Celle-ci a quitté les lieux le 17 septembre 2018, laissant une dette de 69 459,04 euros.

Par acte d’huissier du 21 décembre 2018, les consorts [U] ont fait assigner la société Atrium gestion devant le tribunal de grande instance de Paris afin d’obtenir le paiement de l’arriéré locatif à titre indemnitaire pour fautes de gestion ainsi que le paiement d’une indemnité pour préjudice moral.

Par actes des 18 et 23 avril 2019, la société Atrium gestion a assigné en intervention forcée la société Aurore immobilier et son assureur, la société Groupama pro.

Par jugement du 8 décembre 2020, le tribunal judiciaire de Paris a :

– rejeté la demande de mise hors de cause de la société Aurore immobilier et de la société Groupama pro,

– rejeté la fin de non-recevoir tirée de la prescription et, en conséquence, déclaré les consorts [U] recevables en leur action,

– condamné la société Atrium gestion au paiement de la somme de 39 567,23 euros à titre de dommages-intérêts en réparation de leur préjudice financier,

– condamné la société Atrium gestion au paiement de la somme de 1 500 euros à titre de dommages-intérêts en réparation de leur préjudice moral,

– condamné la société Aurore immobilier à garantir la société Atrium gestion des condamnations prononcée à son encontre à hauteur de 50 % des sommes,

– condamné la société Atrium gestion à payer aux consorts [U] la somme de 3 500 euros sur le fondement de l’article 700 du code de procédure civile,

– rejeté la demande de dommages-intérêts pour procédure abusive,

– condamné la société Atrium gestion aux dépens,

– condamné la société Aurore immobilier à garantir la société Atrium gestion des condamnations prononcées à son encontre au titre des dépens et de l’article 700 du code de procédure civile à hauteur de 50 % des sommes,

– débouté les parties du surplus de leurs demandes,

– ordonné l’exécution provisoire du jugement.

Par jugement rectificatif du 9 février 2021, le tribunal a remplacé la somme de 39 567,23 euros par celle de 55 567,23 euros correspondant à 80 % du montant de la dette locative.

Par déclaration reçue au greffe de la cour le 17 mars 2021, la société Atrium gestion a interjeté appel de ces deux décisions.

Entre-temps, par jugement du 4 décembre 2019, la société Aurore immobilier avait fait l’objet d’une liquidation judiciaire.

Par ordonnance du 15 avril 2021, le président du tribunal de commerce de Nanterre a désigné Me [H] [L] en qualité de mandataire ad hoc de la société Aurore immobilier avec pour mission de la représenter devant la cour de céans.
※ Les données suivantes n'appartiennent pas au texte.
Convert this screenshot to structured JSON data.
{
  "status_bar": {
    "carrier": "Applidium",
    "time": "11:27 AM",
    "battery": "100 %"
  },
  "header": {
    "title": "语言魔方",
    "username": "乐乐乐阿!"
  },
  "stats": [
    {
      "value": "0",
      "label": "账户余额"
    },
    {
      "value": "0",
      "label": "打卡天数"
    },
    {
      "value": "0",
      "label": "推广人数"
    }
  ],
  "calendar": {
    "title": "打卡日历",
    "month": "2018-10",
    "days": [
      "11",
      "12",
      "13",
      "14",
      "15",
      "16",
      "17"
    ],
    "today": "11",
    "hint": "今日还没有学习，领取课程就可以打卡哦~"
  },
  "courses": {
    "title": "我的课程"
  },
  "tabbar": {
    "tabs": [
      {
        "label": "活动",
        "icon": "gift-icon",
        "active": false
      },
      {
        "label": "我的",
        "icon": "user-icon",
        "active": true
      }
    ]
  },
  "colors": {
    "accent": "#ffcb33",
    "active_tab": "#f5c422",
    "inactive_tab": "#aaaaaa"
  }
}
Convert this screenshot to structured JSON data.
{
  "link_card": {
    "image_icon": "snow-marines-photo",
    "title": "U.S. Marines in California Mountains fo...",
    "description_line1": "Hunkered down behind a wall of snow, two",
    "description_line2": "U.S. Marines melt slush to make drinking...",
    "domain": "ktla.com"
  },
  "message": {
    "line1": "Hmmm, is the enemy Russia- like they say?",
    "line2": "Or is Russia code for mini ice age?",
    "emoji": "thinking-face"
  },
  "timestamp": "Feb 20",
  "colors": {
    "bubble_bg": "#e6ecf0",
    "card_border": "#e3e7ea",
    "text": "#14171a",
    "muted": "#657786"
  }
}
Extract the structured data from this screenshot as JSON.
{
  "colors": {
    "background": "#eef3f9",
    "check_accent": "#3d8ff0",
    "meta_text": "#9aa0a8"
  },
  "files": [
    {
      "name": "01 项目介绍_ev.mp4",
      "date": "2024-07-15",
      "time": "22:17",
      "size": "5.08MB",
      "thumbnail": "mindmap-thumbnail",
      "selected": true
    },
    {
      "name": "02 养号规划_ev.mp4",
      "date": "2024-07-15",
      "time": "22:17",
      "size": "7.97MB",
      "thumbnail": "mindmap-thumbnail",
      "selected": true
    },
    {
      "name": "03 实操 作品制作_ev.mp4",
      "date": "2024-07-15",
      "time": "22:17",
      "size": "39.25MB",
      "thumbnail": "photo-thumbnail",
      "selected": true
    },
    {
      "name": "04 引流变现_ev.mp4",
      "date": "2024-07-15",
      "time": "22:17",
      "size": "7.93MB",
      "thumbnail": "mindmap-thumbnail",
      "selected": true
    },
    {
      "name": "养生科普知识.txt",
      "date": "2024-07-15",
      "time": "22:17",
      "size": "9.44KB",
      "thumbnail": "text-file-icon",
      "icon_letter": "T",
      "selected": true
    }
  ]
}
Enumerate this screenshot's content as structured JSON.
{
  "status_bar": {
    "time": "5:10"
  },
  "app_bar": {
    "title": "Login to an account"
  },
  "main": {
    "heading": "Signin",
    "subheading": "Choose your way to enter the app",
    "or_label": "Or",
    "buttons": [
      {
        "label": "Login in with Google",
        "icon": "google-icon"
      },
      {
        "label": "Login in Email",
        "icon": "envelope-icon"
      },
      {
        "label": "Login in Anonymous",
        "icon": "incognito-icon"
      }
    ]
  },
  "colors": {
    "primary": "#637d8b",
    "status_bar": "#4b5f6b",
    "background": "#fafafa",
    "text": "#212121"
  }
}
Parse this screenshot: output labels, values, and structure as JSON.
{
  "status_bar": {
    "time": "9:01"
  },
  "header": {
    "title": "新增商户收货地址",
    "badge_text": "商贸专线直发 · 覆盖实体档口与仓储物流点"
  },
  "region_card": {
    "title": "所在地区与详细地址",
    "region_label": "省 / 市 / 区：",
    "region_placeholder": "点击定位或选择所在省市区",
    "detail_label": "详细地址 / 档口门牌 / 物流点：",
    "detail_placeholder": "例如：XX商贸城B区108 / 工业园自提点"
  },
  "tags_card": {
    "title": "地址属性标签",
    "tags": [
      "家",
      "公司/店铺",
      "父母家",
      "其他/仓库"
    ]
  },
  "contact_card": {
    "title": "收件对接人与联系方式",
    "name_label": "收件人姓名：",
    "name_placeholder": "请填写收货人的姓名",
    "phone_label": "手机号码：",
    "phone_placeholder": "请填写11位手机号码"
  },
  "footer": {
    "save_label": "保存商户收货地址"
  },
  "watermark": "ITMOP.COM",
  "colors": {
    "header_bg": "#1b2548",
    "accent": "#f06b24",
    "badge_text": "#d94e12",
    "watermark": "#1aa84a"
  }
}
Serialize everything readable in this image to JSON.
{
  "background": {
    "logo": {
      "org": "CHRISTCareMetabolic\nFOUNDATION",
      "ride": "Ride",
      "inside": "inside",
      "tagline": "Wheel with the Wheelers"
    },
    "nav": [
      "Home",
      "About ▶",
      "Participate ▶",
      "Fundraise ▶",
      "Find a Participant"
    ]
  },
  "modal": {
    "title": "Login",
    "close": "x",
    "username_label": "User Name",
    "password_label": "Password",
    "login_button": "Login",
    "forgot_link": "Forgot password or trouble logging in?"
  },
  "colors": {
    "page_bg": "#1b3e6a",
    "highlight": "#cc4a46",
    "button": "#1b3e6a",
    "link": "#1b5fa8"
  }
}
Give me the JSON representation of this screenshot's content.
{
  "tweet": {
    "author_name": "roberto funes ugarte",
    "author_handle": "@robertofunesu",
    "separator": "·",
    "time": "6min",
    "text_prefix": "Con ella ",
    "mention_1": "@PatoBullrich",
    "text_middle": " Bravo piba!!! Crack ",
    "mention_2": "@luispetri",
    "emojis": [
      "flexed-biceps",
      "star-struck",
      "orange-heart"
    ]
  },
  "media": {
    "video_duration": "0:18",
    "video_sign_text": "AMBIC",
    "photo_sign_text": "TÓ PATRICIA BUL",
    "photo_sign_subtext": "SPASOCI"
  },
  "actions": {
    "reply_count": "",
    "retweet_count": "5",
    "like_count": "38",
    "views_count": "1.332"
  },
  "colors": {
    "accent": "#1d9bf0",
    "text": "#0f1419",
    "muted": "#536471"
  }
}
La société Aurore immobilier à qui la déclaration d’appel a été signifiée par acte du 19 mai 2021 établi selon les modalités prévues à l’article 659 du code de procédure civile, n’a pas constitué avocat ; le présent arrêt sera donc rendu par défaut.

Me [L], à qui la déclaration d’appel a été signifiée par acte du 21 juin 2021 remis à une personne habilitée à le recevoir, n’a pas non plus constitué avocat.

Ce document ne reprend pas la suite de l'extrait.